Uno de los grandes ejes fue la intoxicación sobre el nacionalista Quintana, al que se le acusaba veladamente de maltratador (“poñen o rato a cuidar do queixo”, dijo Baltar sobre el departamento de Igualdad que dirigía Quintana), y la denuncia de derroche del socialista Emilio Pérez Touriño; se le acusó de tener un coche mejor que el de Obama y de haber hecho una reforma de su despacho digna de un emperador en delirio. “Tendencia irrefrenable al lujo” y “sultanato socialista del XXI”, decían en el PPdeG poniendo al lado las cifras de la crisis. Un discurso que años después adoptaría, para escándalo de los populares, Podemos.
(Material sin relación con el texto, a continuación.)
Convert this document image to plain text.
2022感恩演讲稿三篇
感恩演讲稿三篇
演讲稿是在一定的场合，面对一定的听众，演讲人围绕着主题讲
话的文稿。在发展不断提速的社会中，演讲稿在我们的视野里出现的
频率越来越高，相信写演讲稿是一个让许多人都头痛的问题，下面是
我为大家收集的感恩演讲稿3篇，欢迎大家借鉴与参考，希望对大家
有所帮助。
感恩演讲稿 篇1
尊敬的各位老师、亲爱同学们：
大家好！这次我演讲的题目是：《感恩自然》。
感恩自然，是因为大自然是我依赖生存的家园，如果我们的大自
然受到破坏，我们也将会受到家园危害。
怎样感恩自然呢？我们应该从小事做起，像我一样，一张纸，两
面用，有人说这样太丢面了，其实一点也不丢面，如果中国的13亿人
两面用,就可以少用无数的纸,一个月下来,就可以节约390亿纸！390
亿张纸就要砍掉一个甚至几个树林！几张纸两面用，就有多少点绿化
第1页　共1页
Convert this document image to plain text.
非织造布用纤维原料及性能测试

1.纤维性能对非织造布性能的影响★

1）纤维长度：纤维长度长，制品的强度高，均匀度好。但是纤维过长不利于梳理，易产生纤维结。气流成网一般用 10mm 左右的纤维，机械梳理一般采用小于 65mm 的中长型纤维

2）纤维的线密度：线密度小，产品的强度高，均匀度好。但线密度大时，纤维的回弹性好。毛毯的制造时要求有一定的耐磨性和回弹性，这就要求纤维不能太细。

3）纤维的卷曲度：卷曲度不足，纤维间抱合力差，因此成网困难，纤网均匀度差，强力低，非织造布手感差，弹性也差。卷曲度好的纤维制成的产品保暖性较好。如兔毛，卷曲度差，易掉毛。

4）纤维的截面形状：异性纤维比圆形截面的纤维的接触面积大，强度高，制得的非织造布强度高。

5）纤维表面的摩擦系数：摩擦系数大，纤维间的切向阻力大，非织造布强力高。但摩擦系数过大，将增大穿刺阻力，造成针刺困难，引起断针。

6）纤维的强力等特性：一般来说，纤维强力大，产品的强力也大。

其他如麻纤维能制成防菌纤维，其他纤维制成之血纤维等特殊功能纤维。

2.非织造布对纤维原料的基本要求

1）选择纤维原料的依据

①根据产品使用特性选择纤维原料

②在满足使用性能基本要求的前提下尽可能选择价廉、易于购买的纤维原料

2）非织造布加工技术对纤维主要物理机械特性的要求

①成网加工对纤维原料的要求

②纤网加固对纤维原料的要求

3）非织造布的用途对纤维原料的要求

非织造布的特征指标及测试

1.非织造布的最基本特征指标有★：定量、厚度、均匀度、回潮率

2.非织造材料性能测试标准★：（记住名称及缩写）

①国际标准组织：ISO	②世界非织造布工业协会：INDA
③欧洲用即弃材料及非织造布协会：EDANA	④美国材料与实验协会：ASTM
Con gestos a veces temerarios se ha labrado fama de gestor; de los que ponen todo patas arriba para dar resultados
Con el tiempo el propio Rueda pondría peros a aquella campaña. No se arrepentía, pero después de cuatro años veía las cosas de otra manera. “¿Sigue pensando que fue una campaña limpia?”. “Fue una campaña desde la oposición”. A la contra, con el PP naufragando en España y con Mariano Rajoy sin ninguna alegría desde que tomó el poder en el partido, Feijóo reconquistó Galicia con mayoría absoluta. Empezó entonces a levantar su estatua a partir de aquella aparición de hombre milagro. No solo la campaña jugó a su favor; lo hizo la autodestrucción del bipartito PSdeG-BNG (siete años después no se han recuperado de aquello). Si no fuese por la aparición en el último año de En Marea, Alberto Núñez Feijóo ganaría las próximas elecciones de calle.
Atrás ha quedado su famoso anecdotario, como la ocasión en que abrió las puertas de su despacho en campaña y la cámara captó en su mesa el libro 365 días para ser más culto o la revuelta estética que inició para desprenderse de la imagen de pijo de Vigo. Retiró la gomina, se cortó un poco más el pelo y empezó a emplear gestos de político: cálidos, cercanos, ajenos a la robótica del administrador distante que parecía en los primeros tiempos. Ese buen rollito le ha jugado malas pasadas. Hizo campaña de marcha una noche en Vigo prometiendo copas a quien le votase, y fueron especialmente comentadas en 2010, ya como presidente, sus palabras a la joven actriz María Mera en un acto de Nuevas Generaciones. Cuando tomó la palabra dijo: “Voy a ser breve porque he quedado con María Mera a partir de la una para ir a tomar una copa. De momento me dijo que no, pero lo voy a intentar”. Sin llegar al extremo del diario Público (“el presidente de la Xunta se insinúa a una joven actriz durante una cena con jóvenes simpatizantes del PP gallego”), lo cierto es que fomentó una imagen suya de ligón impenitente que le acarreó críticas como “machista” por parte de la oposición.
El hombre sobre el que Jiménez Losantos llegó a preguntarle a Rajoy “de qué escombrera ideológica” lo había sacado ha acabado por cuajar incluso en los sectores más ortodoxos de la derecha. Sigue sin casarse, una manía que siempre alarmó al fundador de su partido, quizás porque aún existe un tiempo y un lugar en el que hay que decir, como él hizo, que ser soltero no es ser homosexual. Por su atractivo y su proyección suele estar en el punto de mira de la prensa del corazón. A todo lo que ha llegado en esa materia es a confesar que de niño, en Os Peares, estaba enamorado de la niña que repartía la leche en la aldea. Algo que le pone de nuevo a la contra: en una época en la que todos presumían de correr delante de las lecheras, él corría detrás.